I'm sorry I was distracted by:
- death toll on our roads already reaching 55!
- diabetes now reaching toddlers too!
- more than 50% of births are enabled by cesarean section!
- most babies are born underweight!
- most of our vegetables come with a overdose of pesticides!
- most of our energy sources are from non-renewable sources!
- everyone has forgotten about Bagatelle Dam and Riviere des Anguilles Dam: both China-funded (and therefore only Chinese contractors tendering by virtue of tied aid provisions, which by the way, is not allowed as per the Paris Convention to which we are a signatory), with colossal budget overruns, but hush... Speaking about under-funded investigations compounded by calamitous design and horrendous execution with absent-minded supervision, they seem to keep accumulating over the years (Ring Road and Terre Rouge-Verdun)
But all will go well when India-funded Heritage City springs from the ground! Who cares about the impact on the existing road network, water demand or electricity demand (to name a very few)? Everything will be well with Heritage City, and its cohort of 'smart cities'! Just kiss the hand that feeds us, and all will be fine...
So, within 2-3 years underweight babies become overweight?
Hand that feeds us is a nice song by NIN.
Moris Dime? Thanks, but no thanks to competitive depreciation and other rubbish.
More crap to try to distract us: water is apparently too cheap in Mauritius. As if we buy only water. Is the guy aware of the 1 trillion-rupee GDP gap? Probably not. So the blabber will go on for quite some time. A lot like they had Stiglitz over here to tell us that things were going so well in Mauritius. Before Basu chipped in.
Was that a coincidence now that we know that government has decided to go ahead with the recommendations of the water sector reform report of the world bank? It should make this report public for a start and in the meantime Collendavelloo should resign.
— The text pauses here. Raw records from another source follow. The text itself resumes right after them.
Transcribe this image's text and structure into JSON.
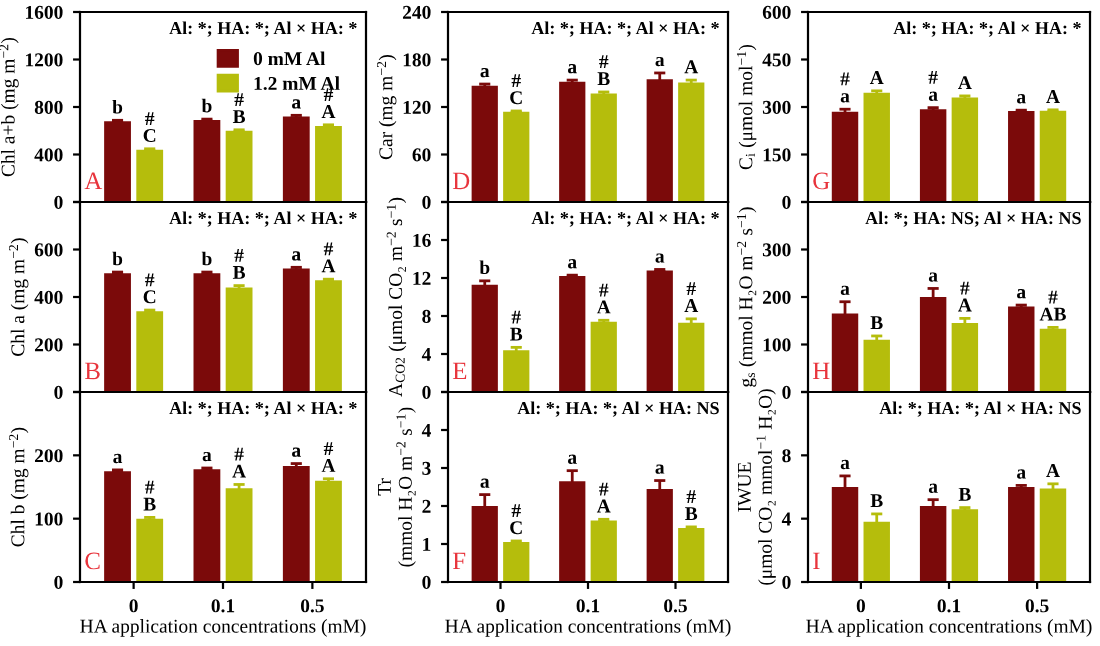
{
  "chart_data": [
    {
      "type": "bar",
      "ylabel": "Chl a+b (mg m$^{−2}$)",
      "categories": [
        "0",
        "0.1",
        "0.5"
      ],
      "ylim": [
        0,
        1600
      ],
      "yticks": [
        0,
        400,
        800,
        1200,
        1600
      ],
      "tick_labels": "y",
      "legend": "top right",
      "series": [
        {
          "name": "0 mM Al",
          "color": "#7b0a0a",
          "values": [
            680,
            690,
            720
          ],
          "errors": [
            8,
            8,
            10
          ],
          "value_labels": [
            "b",
            "b",
            "a"
          ]
        },
        {
          "name": "1.2 mM Al",
          "color": "#b5bd0c",
          "values": [
            440,
            600,
            640
          ],
          "errors": [
            8,
            8,
            10
          ],
          "value_labels": [
            "#\nC",
            "#\nB",
            "#\nA"
          ]
        }
      ],
      "annotations": [
        "Al: *; HA: *; Al × HA: *",
        "A"
      ]
    },
    {
      "type": "bar",
      "ylabel": "Car (mg m$^{−2}$)",
      "categories": [
        "0",
        "0.1",
        "0.5"
      ],
      "ylim": [
        0,
        240
      ],
      "yticks": [
        0,
        60,
        120,
        180,
        240
      ],
      "tick_labels": "y",
      "series": [
        {
          "color": "#7b0a0a",
          "values": [
            147,
            152,
            155
          ],
          "errors": [
            2,
            2,
            8
          ],
          "value_labels": [
            "a",
            "a",
            "a"
          ]
        },
        {
          "color": "#b5bd0c",
          "values": [
            114,
            137,
            151
          ],
          "errors": [
            1,
            2,
            3
          ],
          "value_labels": [
            "#\nC",
            "#\nB",
            "A"
          ]
        }
      ],
      "annotations": [
        "Al: *; HA: *; Al × HA: *",
        "D"
      ]
    },
    {
      "type": "bar",
      "ylabel": "C$_{i}$ (μmol mol$^{−1}$)",
      "categories": [
        "0",
        "0.1",
        "0.5"
      ],
      "ylim": [
        0,
        600
      ],
      "yticks": [
        0,
        150,
        300,
        450,
        600
      ],
      "tick_labels": "y",
      "series": [
        {
          "color": "#7b0a0a",
          "values": [
            285,
            293,
            287
          ],
          "errors": [
            8,
            5,
            3
          ],
          "value_labels": [
            "#\na",
            "#\na",
            "a"
          ]
        },
        {
          "color": "#b5bd0c",
          "values": [
            345,
            330,
            288
          ],
          "errors": [
            6,
            5,
            3
          ],
          "value_labels": [
            "A",
            "A",
            "A"
          ]
        }
      ],
      "annotations": [
        "Al: *; HA: *; Al × HA: *",
        "G"
      ]
    },
    {
      "type": "bar",
      "ylabel": "Chl a (mg m$^{−2}$)",
      "categories": [
        "0",
        "0.1",
        "0.5"
      ],
      "ylim": [
        0,
        800
      ],
      "yticks": [
        0,
        200,
        400,
        600,
        {
          "value": 800,
          "label": null
        }
      ],
      "tick_labels": "y",
      "series": [
        {
          "color": "#7b0a0a",
          "values": [
            500,
            500,
            520
          ],
          "errors": [
            5,
            5,
            5
          ],
          "value_labels": [
            "b",
            "b",
            "a"
          ]
        },
        {
          "color": "#b5bd0c",
          "values": [
            340,
            440,
            470
          ],
          "errors": [
            5,
            8,
            5
          ],
          "value_labels": [
            "#\nC",
            "#\nB",
            "#\nA"
          ]
        }
      ],
      "annotations": [
        "Al: *; HA: *; Al × HA: *",
        "B"
      ]
    },
    {
      "type": "bar",
      "ylabel": "A$_{CO2}$ (μmol CO₂ m$^{−2}$ s$^{−1}$)",
      "categories": [
        "0",
        "0.1",
        "0.5"
      ],
      "ylim": [
        0,
        20
      ],
      "yticks": [
        0,
        4,
        8,
        12,
        16,
        {
          "value": 20,
          "label": null
        }
      ],
      "tick_labels": "y",
      "series": [
        {
          "color": "#7b0a0a",
          "values": [
            11.3,
            12.2,
            12.8
          ],
          "errors": [
            0.4,
            0.1,
            0.1
          ],
          "value_labels": [
            "b",
            "a",
            "a"
          ]
        },
        {
          "color": "#b5bd0c",
          "values": [
            4.4,
            7.4,
            7.3
          ],
          "errors": [
            0.3,
            0.15,
            0.4
          ],
          "value_labels": [
            "#\nB",
            "#\nA",
            "#\nA"
          ]
        }
      ],
      "annotations": [
        "Al: *; HA: *; Al × HA: *",
        "E"
      ]
    },
    {
      "type": "bar",
      "ylabel": "g$_{s}$ (mmol H₂O m$^{−2}$ s$^{−1}$)",
      "categories": [
        "0",
        "0.1",
        "0.5"
      ],
      "ylim": [
        0,
        400
      ],
      "yticks": [
        0,
        100,
        200,
        300,
        {
          "value": 400,
          "label": null
        }
      ],
      "tick_labels": "y",
      "series": [
        {
          "color": "#7b0a0a",
          "values": [
            165,
            200,
            180
          ],
          "errors": [
            25,
            18,
            3
          ],
          "value_labels": [
            "a",
            "a",
            "a"
          ]
        },
        {
          "color": "#b5bd0c",
          "values": [
            110,
            145,
            133
          ],
          "errors": [
            8,
            10,
            3
          ],
          "value_labels": [
            "B",
            "#\nA",
            "#\nAB"
          ]
        }
      ],
      "annotations": [
        "Al: *; HA: NS; Al × HA: NS",
        "H"
      ]
    },
    {
      "type": "bar",
      "ylabel": "Chl b (mg m$^{−2}$)",
      "xlabel": "HA application concentrations (mM)",
      "categories": [
        "0",
        "0.1",
        "0.5"
      ],
      "ylim": [
        0,
        300
      ],
      "yticks": [
        0,
        100,
        200,
        {
          "value": 300,
          "label": null
        }
      ],
      "series": [
        {
          "color": "#7b0a0a",
          "values": [
            175,
            178,
            183
          ],
          "errors": [
            2,
            2,
            4
          ],
          "value_labels": [
            "a",
            "a",
            "a"
          ]
        },
        {
          "color": "#b5bd0c",
          "values": [
            100,
            148,
            160
          ],
          "errors": [
            2,
            6,
            3
          ],
          "value_labels": [
            "#\nB",
            "#\nA",
            "#\nA"
          ]
        }
      ],
      "annotations": [
        "Al: *; HA: *; Al × HA: *",
        "C"
      ]
    },
    {
      "type": "bar",
      "ylabel": "Tr\n(mmol H₂O m$^{−2}$ s$^{−1}$)",
      "xlabel": "HA application concentrations (mM)",
      "categories": [
        "0",
        "0.1",
        "0.5"
      ],
      "ylim": [
        0,
        5
      ],
      "yticks": [
        0,
        1,
        2,
        3,
        4,
        {
          "value": 5,
          "label": null
        }
      ],
      "series": [
        {
          "color": "#7b0a0a",
          "values": [
            2.0,
            2.65,
            2.45
          ],
          "errors": [
            0.3,
            0.28,
            0.22
          ],
          "value_labels": [
            "a",
            "a",
            "a"
          ]
        },
        {
          "color": "#b5bd0c",
          "values": [
            1.05,
            1.62,
            1.42
          ],
          "errors": [
            0.03,
            0.03,
            0.03
          ],
          "value_labels": [
            "#\nC",
            "#\nA",
            "#\nB"
          ]
        }
      ],
      "annotations": [
        "Al: *; HA: *; Al × HA: NS",
        "F"
      ]
    },
    {
      "type": "bar",
      "ylabel": "IWUE\n(μmol CO₂ mmol$^{−1}$ H₂O)",
      "xlabel": "HA application concentrations (mM)",
      "categories": [
        "0",
        "0.1",
        "0.5"
      ],
      "ylim": [
        0,
        12
      ],
      "yticks": [
        0,
        4,
        8,
        {
          "value": 12,
          "label": null
        }
      ],
      "series": [
        {
          "color": "#7b0a0a",
          "values": [
            6.0,
            4.8,
            6.0
          ],
          "errors": [
            0.7,
            0.4,
            0.1
          ],
          "value_labels": [
            "a",
            "a",
            "a"
          ]
        },
        {
          "color": "#b5bd0c",
          "values": [
            3.8,
            4.6,
            5.9
          ],
          "errors": [
            0.5,
            0.1,
            0.3
          ],
          "value_labels": [
            "B",
            "B",
            "A"
          ]
        }
      ],
      "annotations": [
        "Al: *; HA: *; Al × HA: NS",
        "I"
      ]
    }
  ]
}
Water, then electricity: overcompensating his sleepiness big time, eh?
The guy's been a total disaster. And very arrogant too. Should return to his practice. Or go take an extended nap. PJ should sack him. He can appoint just about anybody or anything. Chihuahua included.
Is this index correlated with anything useful??? And here's a slogan for you: 5% for 50 years :) and wait for 80 years to get the 8%???
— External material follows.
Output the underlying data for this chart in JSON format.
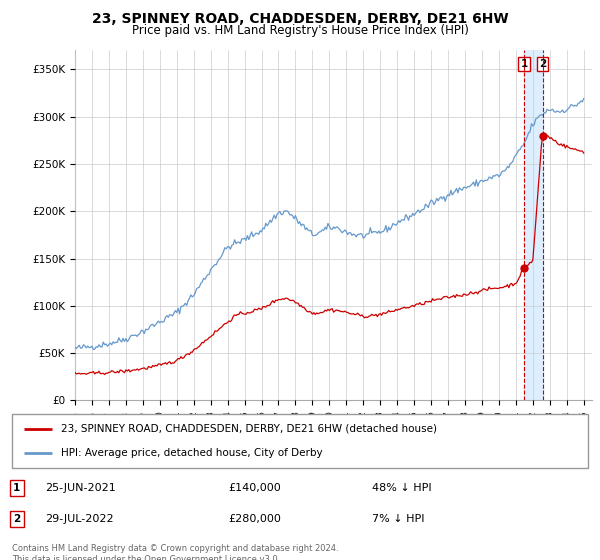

Getting ourselves mapped into Google Maps' StreetView is long overdue: even the minuscule Faroe Islands are on that!!
The largest country of Europe has formally scheduled the temrination of oil exploration for 2040. Accordingly, it will phase in an adaptation period for moving away from dependency on fossil fuel, and also the soon-to-be obsolete infrastructure.
2040 is only 22 years away. What is the plan for Dodoland?